IN THE HIGH COURT OF ESWATINI
Criminal Case No. 231/2018
In the matter between
PHINEAS MCHITHENI MVUBU APPELLANT
PRINCIPAL MAGISTRATE FLORENCE MSIBI
N.0. 1ST RESPONDENT
CLERK OF COURT NHLANGANO
MAGISTRATES COURT 2ND RESPONDENT
THE DIRECTOR OF PUBLIC PROSECUTIONS 3RD RESPONDENT
THE ATTORNEY GENERAL 4TH RESPONDENT
Neutral citation: Phineas Mchiteni Mvubu v Principal Magistrate Florence Msibi N.O. & 3 Others (231/2018)  SZHC 143 (06 July 2018)
CORAM: MAMBA J
HEARD: 06 JULY 2018
DELIVERED 06 JULY 2018
 Criminal law – Sentence – Compensation order per Section 321 (1) of Criminal Procedure & Evidence Act 67 of 1938 (as amended). Principles applicable thereto – Amount of compensation must either be agreed to between victim and the accused person or proved. Degree of proof required stated.
 Criminal law – Sentence – Compensation for damages following conviction for theft – per Section 32 (1) of Criminal Procedure and Evidence Act 67 of 1938, can only be done on application by the Crown or victim of the theft.
 On 14 February 2018 the Accused, a 71 year old man, was tried and convicted of the theft of an ox. The ox belonged to Zelinah Khumalo of Hlathikhulu Government Hospital. She said the ox had gone missing in 2015 after it had been given or handed over to her as part of emabheka by a family from Ntshanini.
 In her evidence, the complainant revealed that after the Accused admitted having killed the ox, she had suggested to him that he must replace it with another one or compensate her in the sum of E7000-00 “--- as he saw how big [her or] was’.
 Upon conviction, the Accused was sentenced to pay a fine of E2000-00 failing which to undergo imprisonment for a period of 2 years. In addition to this sentence, he was ordered to compensate the complainant in the sum of E7000-00 (for the ox) he had slaughtered. This order was supposedly made in terms of Section 321 (1) of The Criminal Procedure and Evidence Act 67/1938. The Learned trial Magistrate fell into error in this regard. First, there was no application made in Court for the order for compensation, either by the Crown or the complainant herself. Secondly, there was no proof or credible or sufficient evidence as to the value of the ox in question. That the complainant had at one stage demanded E7000-00 for it, was not the required proof.
 In Sipho Vusi Maseko & Another v Rex (84/2014)  SZHC 156 (14 July 2014) at para 8 this Court said:
‘ It is noted that although there was evidence led by the crown on the value of the leg irons in question, there was no application made by the crown for the compensation thereof, after the conviction of the first accused.

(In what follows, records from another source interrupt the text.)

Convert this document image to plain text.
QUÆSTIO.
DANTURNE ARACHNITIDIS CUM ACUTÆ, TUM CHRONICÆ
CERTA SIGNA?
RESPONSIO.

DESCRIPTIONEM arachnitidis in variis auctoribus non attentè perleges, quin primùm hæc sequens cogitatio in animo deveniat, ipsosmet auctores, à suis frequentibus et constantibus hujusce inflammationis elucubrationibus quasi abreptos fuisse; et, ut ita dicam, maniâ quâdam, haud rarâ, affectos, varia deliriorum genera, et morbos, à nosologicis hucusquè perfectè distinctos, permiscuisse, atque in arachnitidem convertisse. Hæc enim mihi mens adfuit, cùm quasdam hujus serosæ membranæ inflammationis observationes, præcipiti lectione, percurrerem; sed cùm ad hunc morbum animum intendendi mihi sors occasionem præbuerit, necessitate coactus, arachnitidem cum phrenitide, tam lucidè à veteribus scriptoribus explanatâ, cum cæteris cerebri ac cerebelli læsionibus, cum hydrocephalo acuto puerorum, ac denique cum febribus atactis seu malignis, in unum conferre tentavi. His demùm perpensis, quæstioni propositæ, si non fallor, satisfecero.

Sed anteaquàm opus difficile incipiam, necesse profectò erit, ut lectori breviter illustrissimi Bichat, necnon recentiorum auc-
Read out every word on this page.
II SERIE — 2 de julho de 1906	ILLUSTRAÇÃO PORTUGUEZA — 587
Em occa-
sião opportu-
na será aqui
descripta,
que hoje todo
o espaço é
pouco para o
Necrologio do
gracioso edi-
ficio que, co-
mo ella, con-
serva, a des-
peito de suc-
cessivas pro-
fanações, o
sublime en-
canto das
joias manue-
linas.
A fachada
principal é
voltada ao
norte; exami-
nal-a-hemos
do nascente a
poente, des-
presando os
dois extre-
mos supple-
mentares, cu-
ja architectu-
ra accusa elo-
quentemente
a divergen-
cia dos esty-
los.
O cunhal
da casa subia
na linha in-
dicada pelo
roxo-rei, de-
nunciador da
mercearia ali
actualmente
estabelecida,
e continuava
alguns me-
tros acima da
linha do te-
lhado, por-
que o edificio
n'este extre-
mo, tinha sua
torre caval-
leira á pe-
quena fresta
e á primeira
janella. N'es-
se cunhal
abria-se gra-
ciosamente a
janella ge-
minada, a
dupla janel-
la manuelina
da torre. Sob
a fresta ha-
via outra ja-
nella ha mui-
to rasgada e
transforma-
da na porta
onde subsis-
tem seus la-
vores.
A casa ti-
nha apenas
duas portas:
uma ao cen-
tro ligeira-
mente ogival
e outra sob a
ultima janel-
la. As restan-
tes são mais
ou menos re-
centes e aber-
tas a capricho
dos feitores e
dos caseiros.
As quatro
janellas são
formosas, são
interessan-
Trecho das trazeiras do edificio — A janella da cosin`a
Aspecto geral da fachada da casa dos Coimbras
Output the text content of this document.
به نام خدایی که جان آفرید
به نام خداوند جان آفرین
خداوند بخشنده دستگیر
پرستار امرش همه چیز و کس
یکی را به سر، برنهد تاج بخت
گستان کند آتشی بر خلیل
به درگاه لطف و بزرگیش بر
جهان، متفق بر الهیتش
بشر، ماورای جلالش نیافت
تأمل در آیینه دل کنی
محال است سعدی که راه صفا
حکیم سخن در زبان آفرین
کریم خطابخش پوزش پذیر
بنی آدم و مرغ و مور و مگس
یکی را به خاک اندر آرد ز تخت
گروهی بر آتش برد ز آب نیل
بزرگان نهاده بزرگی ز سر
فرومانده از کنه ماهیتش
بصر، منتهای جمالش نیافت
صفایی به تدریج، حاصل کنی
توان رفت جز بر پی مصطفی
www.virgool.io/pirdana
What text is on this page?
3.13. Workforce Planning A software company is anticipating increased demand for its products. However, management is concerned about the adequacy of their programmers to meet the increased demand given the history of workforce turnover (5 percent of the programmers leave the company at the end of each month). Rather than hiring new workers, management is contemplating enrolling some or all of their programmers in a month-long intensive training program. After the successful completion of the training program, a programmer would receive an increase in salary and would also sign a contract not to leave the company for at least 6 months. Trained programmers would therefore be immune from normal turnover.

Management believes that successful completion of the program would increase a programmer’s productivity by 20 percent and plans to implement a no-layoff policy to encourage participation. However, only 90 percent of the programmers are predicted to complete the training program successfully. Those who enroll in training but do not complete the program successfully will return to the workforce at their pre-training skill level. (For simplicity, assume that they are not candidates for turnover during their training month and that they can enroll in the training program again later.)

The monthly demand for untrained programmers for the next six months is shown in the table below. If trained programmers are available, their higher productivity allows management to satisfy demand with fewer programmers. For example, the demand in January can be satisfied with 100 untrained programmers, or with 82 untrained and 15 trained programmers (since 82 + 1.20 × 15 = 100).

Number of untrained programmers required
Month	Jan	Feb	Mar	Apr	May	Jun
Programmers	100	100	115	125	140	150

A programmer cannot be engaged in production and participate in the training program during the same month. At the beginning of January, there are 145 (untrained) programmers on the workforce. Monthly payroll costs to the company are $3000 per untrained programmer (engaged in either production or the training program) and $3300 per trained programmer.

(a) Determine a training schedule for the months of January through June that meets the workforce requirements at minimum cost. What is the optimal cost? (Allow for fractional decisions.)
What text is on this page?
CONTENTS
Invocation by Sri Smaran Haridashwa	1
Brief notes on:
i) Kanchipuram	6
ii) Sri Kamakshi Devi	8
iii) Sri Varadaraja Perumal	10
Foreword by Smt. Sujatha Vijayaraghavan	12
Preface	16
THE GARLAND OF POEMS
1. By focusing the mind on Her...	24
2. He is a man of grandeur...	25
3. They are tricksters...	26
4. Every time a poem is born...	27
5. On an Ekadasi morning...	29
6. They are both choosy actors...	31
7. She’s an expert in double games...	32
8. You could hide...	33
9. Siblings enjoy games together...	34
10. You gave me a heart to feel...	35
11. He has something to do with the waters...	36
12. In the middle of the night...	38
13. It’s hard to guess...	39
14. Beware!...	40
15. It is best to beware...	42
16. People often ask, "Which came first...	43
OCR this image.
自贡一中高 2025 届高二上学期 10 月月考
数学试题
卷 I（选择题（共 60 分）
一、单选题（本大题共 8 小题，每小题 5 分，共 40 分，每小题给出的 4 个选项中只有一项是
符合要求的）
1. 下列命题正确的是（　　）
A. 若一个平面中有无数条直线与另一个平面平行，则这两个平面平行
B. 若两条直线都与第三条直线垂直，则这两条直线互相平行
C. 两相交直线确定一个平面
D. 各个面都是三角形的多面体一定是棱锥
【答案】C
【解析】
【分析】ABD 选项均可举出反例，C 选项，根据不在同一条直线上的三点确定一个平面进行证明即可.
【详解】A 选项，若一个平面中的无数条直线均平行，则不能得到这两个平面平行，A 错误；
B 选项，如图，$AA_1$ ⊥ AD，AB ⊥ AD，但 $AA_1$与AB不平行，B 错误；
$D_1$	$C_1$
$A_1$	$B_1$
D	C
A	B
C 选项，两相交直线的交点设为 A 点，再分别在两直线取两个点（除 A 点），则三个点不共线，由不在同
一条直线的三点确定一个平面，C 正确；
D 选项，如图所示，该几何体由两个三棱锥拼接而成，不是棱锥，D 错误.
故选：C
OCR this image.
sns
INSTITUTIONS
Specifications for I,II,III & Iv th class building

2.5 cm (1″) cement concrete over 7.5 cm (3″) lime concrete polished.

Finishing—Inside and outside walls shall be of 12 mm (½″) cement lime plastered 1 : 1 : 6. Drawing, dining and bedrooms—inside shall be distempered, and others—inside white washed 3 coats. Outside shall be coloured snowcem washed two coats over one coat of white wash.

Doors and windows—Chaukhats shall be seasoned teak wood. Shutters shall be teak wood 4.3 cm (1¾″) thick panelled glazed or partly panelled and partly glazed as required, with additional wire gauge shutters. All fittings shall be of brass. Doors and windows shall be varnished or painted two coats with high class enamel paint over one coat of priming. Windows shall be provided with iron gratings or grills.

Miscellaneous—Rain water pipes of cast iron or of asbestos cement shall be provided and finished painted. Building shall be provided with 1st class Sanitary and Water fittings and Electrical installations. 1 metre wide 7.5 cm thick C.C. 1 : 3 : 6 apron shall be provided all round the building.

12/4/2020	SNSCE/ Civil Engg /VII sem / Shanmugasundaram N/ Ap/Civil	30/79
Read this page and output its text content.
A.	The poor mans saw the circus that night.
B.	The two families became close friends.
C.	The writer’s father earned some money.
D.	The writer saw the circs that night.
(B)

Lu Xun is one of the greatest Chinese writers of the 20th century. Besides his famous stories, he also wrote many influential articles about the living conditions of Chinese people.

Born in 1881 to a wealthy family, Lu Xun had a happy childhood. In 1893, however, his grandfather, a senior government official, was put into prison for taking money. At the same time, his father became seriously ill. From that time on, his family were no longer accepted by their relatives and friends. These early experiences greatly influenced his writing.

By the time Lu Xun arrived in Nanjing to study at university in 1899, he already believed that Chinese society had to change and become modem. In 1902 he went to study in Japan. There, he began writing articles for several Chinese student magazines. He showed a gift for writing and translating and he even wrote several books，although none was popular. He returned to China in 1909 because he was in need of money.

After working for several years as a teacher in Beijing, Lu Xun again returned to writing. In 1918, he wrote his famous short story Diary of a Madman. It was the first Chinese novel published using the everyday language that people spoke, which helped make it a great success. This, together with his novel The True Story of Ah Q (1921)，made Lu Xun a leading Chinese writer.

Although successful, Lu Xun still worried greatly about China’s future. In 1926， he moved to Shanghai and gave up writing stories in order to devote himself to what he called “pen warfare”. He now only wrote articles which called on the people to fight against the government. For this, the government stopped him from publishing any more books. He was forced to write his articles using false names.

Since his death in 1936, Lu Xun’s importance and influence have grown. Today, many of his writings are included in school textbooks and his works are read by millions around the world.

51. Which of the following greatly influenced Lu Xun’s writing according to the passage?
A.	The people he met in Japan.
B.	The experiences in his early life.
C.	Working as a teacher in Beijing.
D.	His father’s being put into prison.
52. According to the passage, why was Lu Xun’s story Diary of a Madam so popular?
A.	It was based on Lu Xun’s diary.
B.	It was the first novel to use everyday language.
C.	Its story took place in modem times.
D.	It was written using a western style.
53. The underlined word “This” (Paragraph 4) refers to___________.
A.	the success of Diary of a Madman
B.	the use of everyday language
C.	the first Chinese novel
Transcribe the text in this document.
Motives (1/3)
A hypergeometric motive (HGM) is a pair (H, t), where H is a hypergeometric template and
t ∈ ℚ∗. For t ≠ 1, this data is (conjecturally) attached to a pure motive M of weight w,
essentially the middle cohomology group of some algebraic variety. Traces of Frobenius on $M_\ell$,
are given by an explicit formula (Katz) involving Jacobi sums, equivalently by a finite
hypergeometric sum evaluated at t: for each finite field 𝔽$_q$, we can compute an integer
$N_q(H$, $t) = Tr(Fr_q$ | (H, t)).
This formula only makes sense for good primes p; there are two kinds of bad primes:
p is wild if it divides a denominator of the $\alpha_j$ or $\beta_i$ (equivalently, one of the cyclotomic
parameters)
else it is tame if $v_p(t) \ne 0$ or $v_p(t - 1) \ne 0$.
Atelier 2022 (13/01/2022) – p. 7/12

In Sikelela Matsenjwa v Rex, Crim. Case No. 20/08, judgment delivered on 19 February 2009, a similar situation arose and this Court quashed or set aside that Order. It held that:
“ This was a gross violation of the rules of procedure by the learned magistrate. First, there was no application by the crown on behalf of the Government for the compensation ordered by the Court. Secondly, there was no basis for ordering double compensation for the damaged handcuffs. Only one pair had been damaged. Thirdly, the Magistrate had no power to withdraw the bail granted to the Appellant in the manner he did. The Appellant ought to have been heard before such a decision, adverse to him could be taken. Fourthly, assuming that the conviction for escaping was on an offence that had resulted in the damage or destruction of the handcuffs, at the conclusion of the trial, the learned trial Magistrate had no power to mero motu order the Appellant to pay the compensation. Fifthly, the value of the handcuffs had not been established by evidence and the E1000.00 was a figure arbitrarily determined by the trial Magistrate.
 Section 321(1) of the Criminal Procedure and Evidence Act 67 of 1938 states that:
“If any person has been convicted of an offence which has caused personal injury to some other person, or damage to or loss of property belonging to some other person, the court trying the case may, after recording the conviction and upon an application made by or on behalf of the injured party, forthwith award him compensation for such injury, damage or loss.” (The underlining and emphasis is mine).”
Again in R v Vivian  1 ALL ER48 at 50,  1 WLR 291 at 293, the Court stated that:
‘No order for compensation should be made unless the sum claimed --- is either agreed or has been proved. ---In the absence of agreement or evidence as to the correct amount which could be claimed --- no order for compensation should have been made ---.’
 For the above two reasons; viz, the want of proof of the value of the ox in question and lack of an application for such compensation; the order for compensation made by the Court a quo was incompetent and is hereby set aside.
 For the foregoing reasons, the following order is made:
(a) The conviction of the Accused is hereby confirmed.
(b) The sentence meted out by the lower Court is hereby confirmed, and
(c) The order for compensation is hereby set aside.